The EU government's bank robbery in Cyprus from anyone with more than 100K euros in the bank has become the new "template", especially in Europe. Now Australia just launched news rules to tax retirement accounts. Without getting bogged down in the details essentially, Australians were previously taxed putting money into their retirement accounts. Now they will also be taxed again as they draw money out of their retirement accounts, if you have more than $100K.

In summary Europe is a mess and it's getting worse. Cyprus, Greece, Spain, Portugal, Italy, and now it appears Slovenia are all in serious trouble. U.K. is printing money (buying debt) to pump up their economy. France's economy is in recession. Germany is slowing down. Japan is trying to shock their economy out of deflation with a mind-blowing amount of monetary easing that many claim could spark a currency war. China is lying to us about the health of their exports and they don't see any external demand. The U.S. has seen a parade of slowing economic data and faltering labor market while our government spending is out of control. Yet the U.S. equity market is hitting new all-time highs. Yes, the Federal Reserve definitely seems to be "buying a stairway to Heaven".

Last week my expectations for the market were for stocks to see a top in the middle to latter half of April, maybe early May. Then the market would reverse lower and experience a normal, healthy correction that we could use as a new entry point to launch bullish positions. Following what might be a volatile summer I expected stocks to resume their up trend and close the year at new highs. However, now I'm not so bullish for 2013 year end.
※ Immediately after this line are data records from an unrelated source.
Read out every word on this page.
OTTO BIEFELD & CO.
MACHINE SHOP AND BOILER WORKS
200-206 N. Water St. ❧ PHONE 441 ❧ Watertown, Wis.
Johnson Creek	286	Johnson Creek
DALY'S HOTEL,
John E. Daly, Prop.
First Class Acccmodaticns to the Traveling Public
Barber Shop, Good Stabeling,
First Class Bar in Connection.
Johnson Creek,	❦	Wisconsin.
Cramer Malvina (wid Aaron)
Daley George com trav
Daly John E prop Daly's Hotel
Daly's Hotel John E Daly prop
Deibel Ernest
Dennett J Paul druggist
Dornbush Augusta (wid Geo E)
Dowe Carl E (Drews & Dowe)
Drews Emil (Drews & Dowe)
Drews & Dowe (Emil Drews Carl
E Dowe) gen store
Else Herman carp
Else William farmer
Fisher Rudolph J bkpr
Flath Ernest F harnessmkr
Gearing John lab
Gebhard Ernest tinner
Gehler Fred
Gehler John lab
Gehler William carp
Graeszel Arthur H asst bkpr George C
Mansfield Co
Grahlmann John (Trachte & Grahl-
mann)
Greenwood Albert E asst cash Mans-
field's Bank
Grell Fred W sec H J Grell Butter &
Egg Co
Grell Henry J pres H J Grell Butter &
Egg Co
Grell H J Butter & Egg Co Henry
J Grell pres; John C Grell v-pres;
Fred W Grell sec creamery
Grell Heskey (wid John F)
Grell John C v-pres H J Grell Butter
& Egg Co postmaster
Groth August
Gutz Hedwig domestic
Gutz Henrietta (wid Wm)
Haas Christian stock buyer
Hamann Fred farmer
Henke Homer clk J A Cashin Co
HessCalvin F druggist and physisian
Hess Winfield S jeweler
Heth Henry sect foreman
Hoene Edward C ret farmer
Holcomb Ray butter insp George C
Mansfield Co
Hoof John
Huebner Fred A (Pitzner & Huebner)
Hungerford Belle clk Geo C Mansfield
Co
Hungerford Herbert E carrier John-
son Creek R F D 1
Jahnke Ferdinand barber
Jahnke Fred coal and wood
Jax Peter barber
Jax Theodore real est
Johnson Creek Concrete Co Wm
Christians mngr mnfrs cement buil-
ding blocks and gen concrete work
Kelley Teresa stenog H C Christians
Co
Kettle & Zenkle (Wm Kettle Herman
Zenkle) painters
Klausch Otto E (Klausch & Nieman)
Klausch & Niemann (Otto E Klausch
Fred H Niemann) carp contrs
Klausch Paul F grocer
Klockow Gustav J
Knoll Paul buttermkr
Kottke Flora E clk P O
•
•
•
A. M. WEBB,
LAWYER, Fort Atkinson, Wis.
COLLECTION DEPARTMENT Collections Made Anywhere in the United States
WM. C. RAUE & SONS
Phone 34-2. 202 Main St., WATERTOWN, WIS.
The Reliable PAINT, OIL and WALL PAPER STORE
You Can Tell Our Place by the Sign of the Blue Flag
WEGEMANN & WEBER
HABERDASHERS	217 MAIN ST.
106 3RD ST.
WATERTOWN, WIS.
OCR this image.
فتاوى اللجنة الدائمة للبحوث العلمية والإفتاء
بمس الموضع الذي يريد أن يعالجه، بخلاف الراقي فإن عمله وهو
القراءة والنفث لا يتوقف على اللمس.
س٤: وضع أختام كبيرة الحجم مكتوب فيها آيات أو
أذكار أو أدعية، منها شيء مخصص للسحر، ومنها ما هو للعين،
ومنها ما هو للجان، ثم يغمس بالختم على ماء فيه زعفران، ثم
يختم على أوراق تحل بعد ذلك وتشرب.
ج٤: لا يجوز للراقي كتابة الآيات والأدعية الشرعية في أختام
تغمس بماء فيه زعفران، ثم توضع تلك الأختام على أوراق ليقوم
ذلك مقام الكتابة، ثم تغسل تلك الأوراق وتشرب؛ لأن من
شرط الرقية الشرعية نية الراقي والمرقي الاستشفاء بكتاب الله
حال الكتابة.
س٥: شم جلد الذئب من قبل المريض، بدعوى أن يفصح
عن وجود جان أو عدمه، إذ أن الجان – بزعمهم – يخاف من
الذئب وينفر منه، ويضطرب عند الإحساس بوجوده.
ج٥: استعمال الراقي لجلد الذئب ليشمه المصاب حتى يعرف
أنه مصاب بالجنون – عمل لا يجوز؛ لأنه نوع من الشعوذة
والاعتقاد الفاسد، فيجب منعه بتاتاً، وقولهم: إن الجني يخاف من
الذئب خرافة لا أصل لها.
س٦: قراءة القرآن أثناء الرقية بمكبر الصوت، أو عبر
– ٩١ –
Geopolitical risks seem to be growing. I pray that all of the saber rattling in N. Korea is nothing more than a charade. Maybe it's all a build up for a new round of negotiations with the U.S. and the west or maybe it is a way for the young N. Korean leader to solidify his power within his own country. I really don't know I just hope no one "accidentally" sparks a new Korean war. The world will also face a likely showdown between Israel and Iran later this summer, which will probably drive oil prices higher.

If the world is lucky enough to avoid any new major military conflicts in 2013 we still have to deal with a slowing global economy. A slow down that will be made worse by the self-inflicted wound that is the U.S. sequestration budget cuts. If the U.S. somehow manages to avoid a recession it will still be a year of very slow growth.

I did not intend for this market commentary to be so gloomy. If you're the optimistic type then I've just laid out what could be a massive wall of worry for the bull market to climb. I find the surge of money into U.S. treasuries over the last five weeks to be a potential warning signal but maybe that is just foreign money looking for a safe haven after what happened in Cyprus. Here's a bit to cheer you up. Goldman Sachs just unveiled their long-term forecast where they expect the S&P 500 to hit 1,900 by the end of 2015. That's a +18% rally from current levels over the next two and a half years.